1 John 1:5 says “God is light; in him there is no darkness at all.” This explains our spiritual predicament as people who do things we want to hide in the dark. It’s not that God wants to punish us for our mistakes. He’s just absolutely truthful. If we are not truthful, his presence will be torture no matter how loving he is. The reason we need God’s mercy is so that we can live in God’s truth. Without mercy, we will inevitably step back from the light and out of the communion that we were created to enjoy.
The other thing about light is that it doesn’t belong to anybody; no one can control it. That’s where this metaphor has a profoundly evocative meaning. If you try to seize light, all you end up with is a fistful of darkness. We can point to light but we cannot wrap our fingers around it and have any light on the inside of them.
We live in a postmodern world where everyone is trying to control the narrative. The promise of John 1:5 is that nobody can control the narrative ultimately because the light cannot be seized by darkness. The truth will always eventually be revealed.
The institutional church is not always on the side of God’s truth. To the degree it asserts that truth is its own authoritative proclamation rather than the empirical reality of the universe, it is on the side of darkness. Darkness says that truth and power are the same thing. If truth is light, then it does not need to be protected with an iron grip. It’s unsurprising that an institution with an authoritarian understanding of truth would also be defined by protecting its authority figures from the truth when it comes to their sexual sin.
This is not to say that the tradition of the church should be cast aside in every generation’s quest for truth. We should absolutely learn from our tradition rather than trying to reinvent the wheel, but tradition is a resource, not a straight-jacket. If tradition is deployed as a bludgeon, it is being appropriated as institutional power rather than a guide for discovering truth.

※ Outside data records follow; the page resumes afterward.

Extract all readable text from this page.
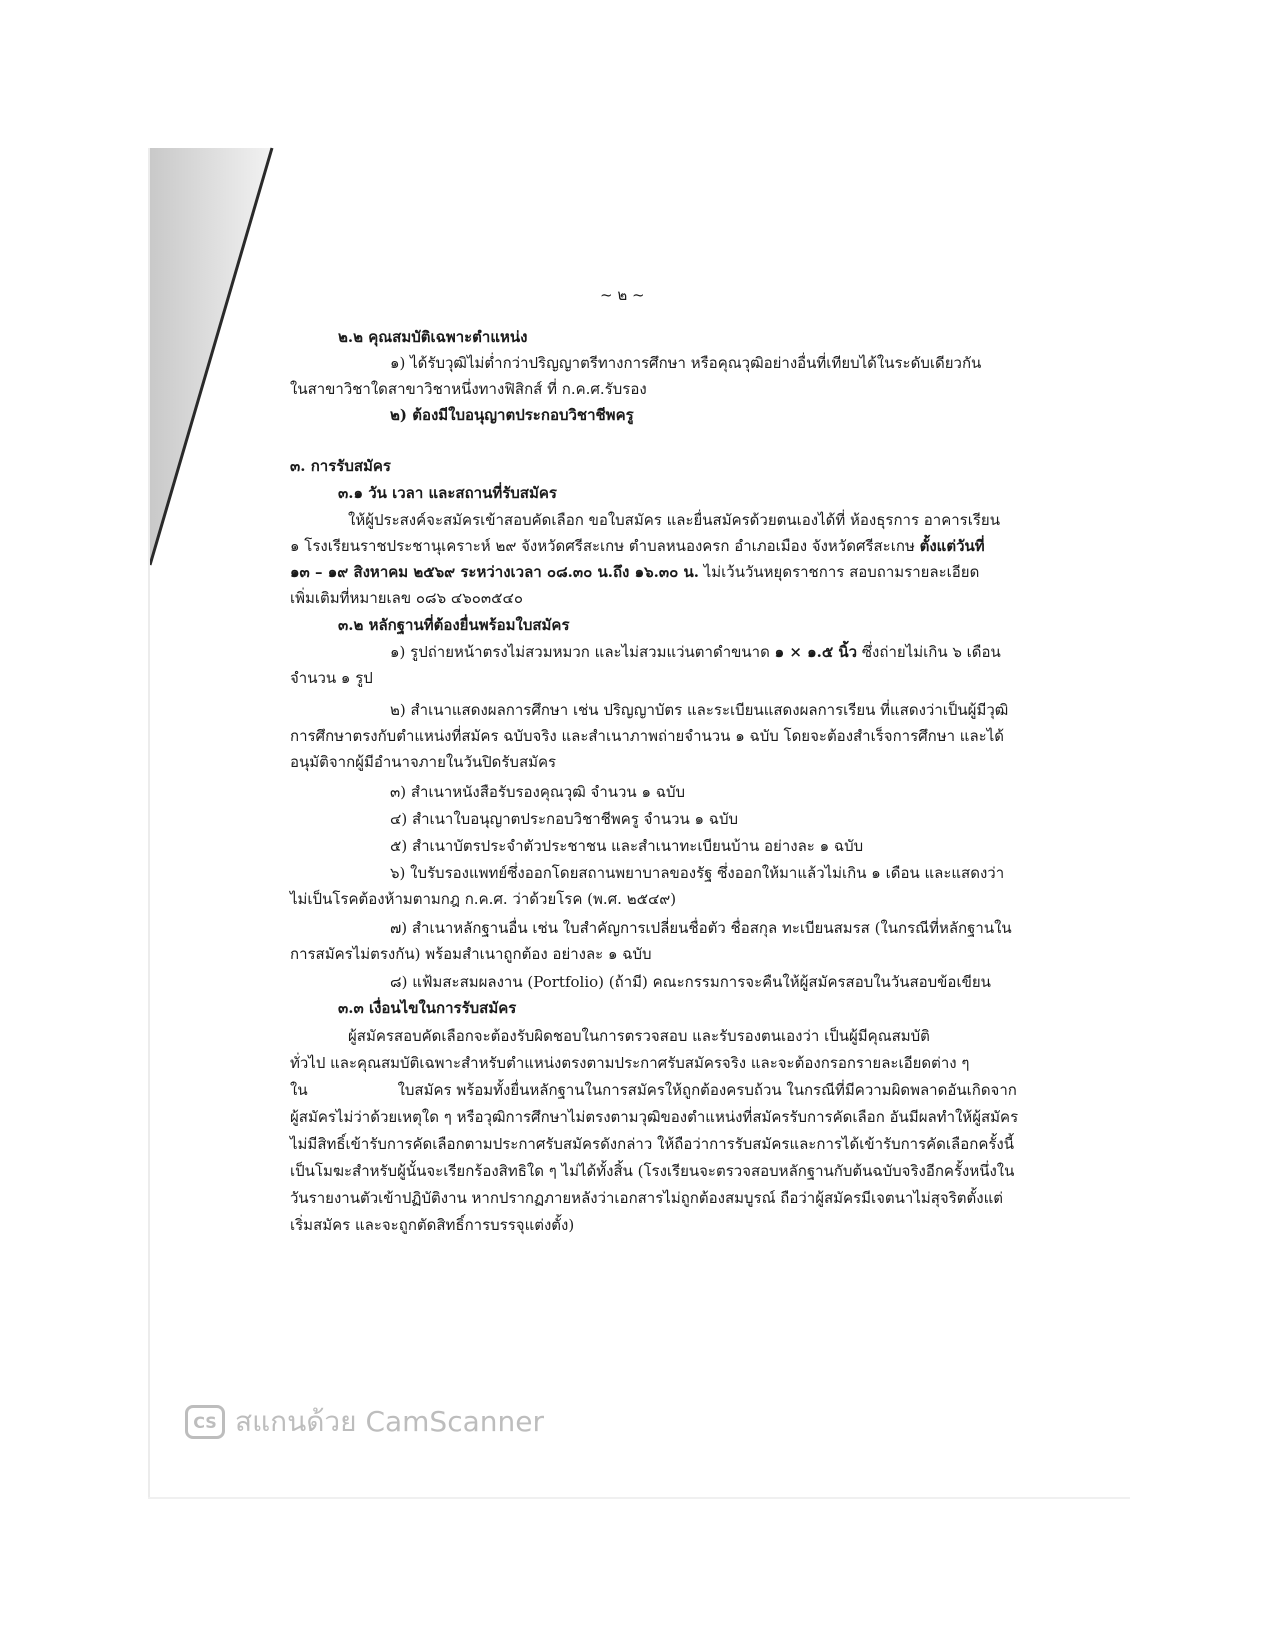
~ ๒ ~
๒.๒ คุณสมบัติเฉพาะตำแหน่ง
๑) ได้รับวุฒิไม่ต่ำกว่าปริญญาตรีทางการศึกษา หรือคุณวุฒิอย่างอื่นที่เทียบได้ในระดับเดียวกัน
ในสาขาวิชาใดสาขาวิชาหนึ่งทางฟิสิกส์ ที่ ก.ค.ศ.รับรอง
๒) ต้องมีใบอนุญาตประกอบวิชาชีพครู
๓. การรับสมัคร
๓.๑ วัน เวลา และสถานที่รับสมัคร
ให้ผู้ประสงค์จะสมัครเข้าสอบคัดเลือก ขอใบสมัคร และยื่นสมัครด้วยตนเองได้ที่ ห้องธุรการ อาคารเรียน
๑ โรงเรียนราชประชานุเคราะห์ ๒๙ จังหวัดศรีสะเกษ ตำบลหนองครก อำเภอเมือง จังหวัดศรีสะเกษ ตั้งแต่วันที่
๑๓ – ๑๙ สิงหาคม ๒๕๖๙ ระหว่างเวลา ๐๘.๓๐ น.ถึง ๑๖.๓๐ น. ไม่เว้นวันหยุดราชการ สอบถามรายละเอียด
เพิ่มเติมที่หมายเลข ๐๘๖ ๔๖๐๓๕๔๐
๓.๒ หลักฐานที่ต้องยื่นพร้อมใบสมัคร
๑) รูปถ่ายหน้าตรงไม่สวมหมวก และไม่สวมแว่นตาดำขนาด ๑ × ๑.๕ นิ้ว ซึ่งถ่ายไม่เกิน ๖ เดือน
จำนวน ๑ รูป
๒) สำเนาแสดงผลการศึกษา เช่น ปริญญาบัตร และระเบียนแสดงผลการเรียน ที่แสดงว่าเป็นผู้มีวุฒิ
การศึกษาตรงกับตำแหน่งที่สมัคร ฉบับจริง และสำเนาภาพถ่ายจำนวน ๑ ฉบับ โดยจะต้องสำเร็จการศึกษา และได้
อนุมัติจากผู้มีอำนาจภายในวันปิดรับสมัคร
๓) สำเนาหนังสือรับรองคุณวุฒิ จำนวน ๑ ฉบับ
๔) สำเนาใบอนุญาตประกอบวิชาชีพครู จำนวน ๑ ฉบับ
๕) สำเนาบัตรประจำตัวประชาชน และสำเนาทะเบียนบ้าน อย่างละ ๑ ฉบับ
๖) ใบรับรองแพทย์ซึ่งออกโดยสถานพยาบาลของรัฐ ซึ่งออกให้มาแล้วไม่เกิน ๑ เดือน และแสดงว่า
ไม่เป็นโรคต้องห้ามตามกฎ ก.ค.ศ. ว่าด้วยโรค (พ.ศ. ๒๕๔๙)
๗) สำเนาหลักฐานอื่น เช่น ใบสำคัญการเปลี่ยนชื่อตัว ชื่อสกุล ทะเบียนสมรส (ในกรณีที่หลักฐานใน
การสมัครไม่ตรงกัน) พร้อมสำเนาถูกต้อง อย่างละ ๑ ฉบับ
๘) แฟ้มสะสมผลงาน (Portfolio) (ถ้ามี) คณะกรรมการจะคืนให้ผู้สมัครสอบในวันสอบข้อเขียน
๓.๓ เงื่อนไขในการรับสมัคร
ผู้สมัครสอบคัดเลือกจะต้องรับผิดชอบในการตรวจสอบ และรับรองตนเองว่า เป็นผู้มีคุณสมบัติ
ทั่วไป และคุณสมบัติเฉพาะสำหรับตำแหน่งตรงตามประกาศรับสมัครจริง และจะต้องกรอกรายละเอียดต่าง ๆ
ใน	ใบสมัคร พร้อมทั้งยื่นหลักฐานในการสมัครให้ถูกต้องครบถ้วน ในกรณีที่มีความผิดพลาดอันเกิดจาก
ผู้สมัครไม่ว่าด้วยเหตุใด ๆ หรือวุฒิการศึกษาไม่ตรงตามวุฒิของตำแหน่งที่สมัครรับการคัดเลือก อันมีผลทำให้ผู้สมัคร
ไม่มีสิทธิ์เข้ารับการคัดเลือกตามประกาศรับสมัครดังกล่าว ให้ถือว่าการรับสมัครและการได้เข้ารับการคัดเลือกครั้งนี้
เป็นโมฆะสำหรับผู้นั้นจะเรียกร้องสิทธิใด ๆ ไม่ได้ทั้งสิ้น (โรงเรียนจะตรวจสอบหลักฐานกับต้นฉบับจริงอีกครั้งหนึ่งใน
วันรายงานตัวเข้าปฏิบัติงาน หากปรากฏภายหลังว่าเอกสารไม่ถูกต้องสมบูรณ์ ถือว่าผู้สมัครมีเจตนาไม่สุจริตตั้งแต่
เริ่มสมัคร และจะถูกตัดสิทธิ์การบรรจุแต่งตั้ง)
CS สแกนด้วย CamScanner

Those who really love the truth live with the expectation of being surprised by it. Those who love claiming the mantle of truth really don’t love truth itself but the power they can amass from being its self-proclaimed custodians. We are living in a time when God’s light is exposing the difference between people who actually love power and people who actually love truth. Ultimately, the power of the fascists will be crushed by what seems like the weakest element in the universe: light.